6.
Il sera 23 heures dans moins d’une minute. Je suis assis sur le parquet inconfortable, tentant de me souvenir de ce que j’ai fait depuis la réapparition de Sara sur ce bout de papier. Je crois qu’à peu de chose près, c’est comparable à ses six derniers jours ; autrement dit rien de très palpitant.

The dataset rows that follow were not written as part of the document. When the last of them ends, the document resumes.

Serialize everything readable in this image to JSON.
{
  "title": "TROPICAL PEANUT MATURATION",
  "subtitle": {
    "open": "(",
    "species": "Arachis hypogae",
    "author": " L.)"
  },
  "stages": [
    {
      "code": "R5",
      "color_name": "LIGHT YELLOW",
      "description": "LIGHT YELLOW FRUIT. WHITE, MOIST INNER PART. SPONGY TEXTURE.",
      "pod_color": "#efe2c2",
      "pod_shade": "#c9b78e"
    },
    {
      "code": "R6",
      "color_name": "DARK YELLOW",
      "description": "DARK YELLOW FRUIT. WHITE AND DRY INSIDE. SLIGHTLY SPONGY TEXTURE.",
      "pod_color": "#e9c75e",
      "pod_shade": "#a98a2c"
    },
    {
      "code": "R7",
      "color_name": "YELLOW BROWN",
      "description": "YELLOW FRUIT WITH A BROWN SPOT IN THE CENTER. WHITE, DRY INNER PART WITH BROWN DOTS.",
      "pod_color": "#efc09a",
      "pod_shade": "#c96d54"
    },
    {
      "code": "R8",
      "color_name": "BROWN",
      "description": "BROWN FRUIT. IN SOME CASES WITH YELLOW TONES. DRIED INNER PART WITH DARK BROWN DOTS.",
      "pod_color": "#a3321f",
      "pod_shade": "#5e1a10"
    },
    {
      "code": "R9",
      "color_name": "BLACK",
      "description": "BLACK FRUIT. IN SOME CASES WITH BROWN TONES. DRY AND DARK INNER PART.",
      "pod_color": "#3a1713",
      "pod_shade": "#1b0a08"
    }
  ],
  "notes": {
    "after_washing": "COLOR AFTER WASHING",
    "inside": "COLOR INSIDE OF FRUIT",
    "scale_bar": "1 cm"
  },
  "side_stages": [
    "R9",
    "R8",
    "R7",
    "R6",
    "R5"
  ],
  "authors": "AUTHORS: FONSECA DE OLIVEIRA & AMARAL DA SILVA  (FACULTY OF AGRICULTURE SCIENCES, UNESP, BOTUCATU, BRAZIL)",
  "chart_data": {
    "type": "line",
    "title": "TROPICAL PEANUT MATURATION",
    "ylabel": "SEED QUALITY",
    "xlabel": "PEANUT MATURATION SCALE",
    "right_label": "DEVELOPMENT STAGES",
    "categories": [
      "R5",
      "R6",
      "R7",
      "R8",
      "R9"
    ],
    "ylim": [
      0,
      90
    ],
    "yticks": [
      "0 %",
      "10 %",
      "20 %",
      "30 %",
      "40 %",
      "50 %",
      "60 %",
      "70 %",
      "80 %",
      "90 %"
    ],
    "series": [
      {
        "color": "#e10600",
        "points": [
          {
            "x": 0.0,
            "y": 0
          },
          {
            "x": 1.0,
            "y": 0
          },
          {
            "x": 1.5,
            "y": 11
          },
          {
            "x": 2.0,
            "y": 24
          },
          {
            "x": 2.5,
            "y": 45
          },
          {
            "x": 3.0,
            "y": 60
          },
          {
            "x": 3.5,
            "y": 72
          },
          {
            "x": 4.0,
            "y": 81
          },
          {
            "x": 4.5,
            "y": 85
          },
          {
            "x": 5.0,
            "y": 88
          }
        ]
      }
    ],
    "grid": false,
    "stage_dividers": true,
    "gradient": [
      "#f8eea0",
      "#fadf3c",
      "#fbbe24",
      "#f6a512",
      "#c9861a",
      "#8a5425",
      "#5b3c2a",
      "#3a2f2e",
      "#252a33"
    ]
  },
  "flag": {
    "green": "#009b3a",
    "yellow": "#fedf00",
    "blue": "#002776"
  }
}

Lorsqu’a cessé l’électricité, j’ai perdu mes rares loisirs qu’étaient l’informatique et le cinéma. Mon PC portable disposait bien d’un lecteur DVD, mais comme j’avais la fâcheuse tendance à le brancher que lorsqu’il indiquait moins de 10 pour cent d’autonomie, je n’en ai pas profité longtemps ; juste le temps de visiter mon répertoire qu’il s’est mis en veille éternelle. Je n’ai donc pas visionné de dernier film, de dernier classique ; je me demande ce que j’aurais fini par choisir d’ailleurs – sûrement pas Deep Impact, sans mauvais jeux de mots.
Heureusement, mon iPod était chargé. J’en ai profité jusqu’à ce qu’il s’éteigne mystérieusement à 8 pour cent d’autonomie. Lorsque son écran a viré au noir, j’écoutais l’œuvre d’un inconnu nommé Fabien Delaley : La fable du fondeur ; et ce n’était même pas tant une chanson puisque cet artiste était plutôt compositeur que chanteur. Si j’avais su que cette musique serait la dernière, je n’aurais certainement pas opté pour un concert d’instruments électroniques, mais pour un titre plus circonstancié comme Imagine ou SOS d’un terrien en détresse. J’ai eu beau tout tenter pour le rallumer, mon nouveau compagnon ne s’est plus appelé Dell ni Apple, mais Silence.
Abandonner toute notre technologie n’a pas été simple. J’avais beau affirmer ne pas être attaché aux choses, que je pouvais vivre une semaine sans internet, sans voiture ni téléphone, je me suis retrouvé comme un fumeur en sevrage. Je suis même descendu trouver ma DS4, dans l’espoir d’utiliser le chargeur 24 volts pour mon iPod. Mais sur le parking une surprise m’attendait. Toutes les voitures étaient sur cale, capots levés et portes ouvertes. Comme les autres, on m’avait volé ma batterie et siphonné tout mon réservoir. Je suis resté pantois face à ce cimetière de bagnoles désossées, et je n’ai pas eu d’autre choix que d’accepter mon nouvel ami. Ça n’a pas eu que de mauvais aspects. J’avoue que, assis sur une chaise ou couché sur mon lit, le temps est passé beaucoup moins vite qu’en enfilant les films ou en écoutant des chansons pour la centième fois. Enfin, jusqu’à ce que je retrouve ce vieux transistor à piles que je n’avais pas allumé depuis des années – appareil qui a fini par s’éteindre, lui aussi, il y a maintenant presque deux heures.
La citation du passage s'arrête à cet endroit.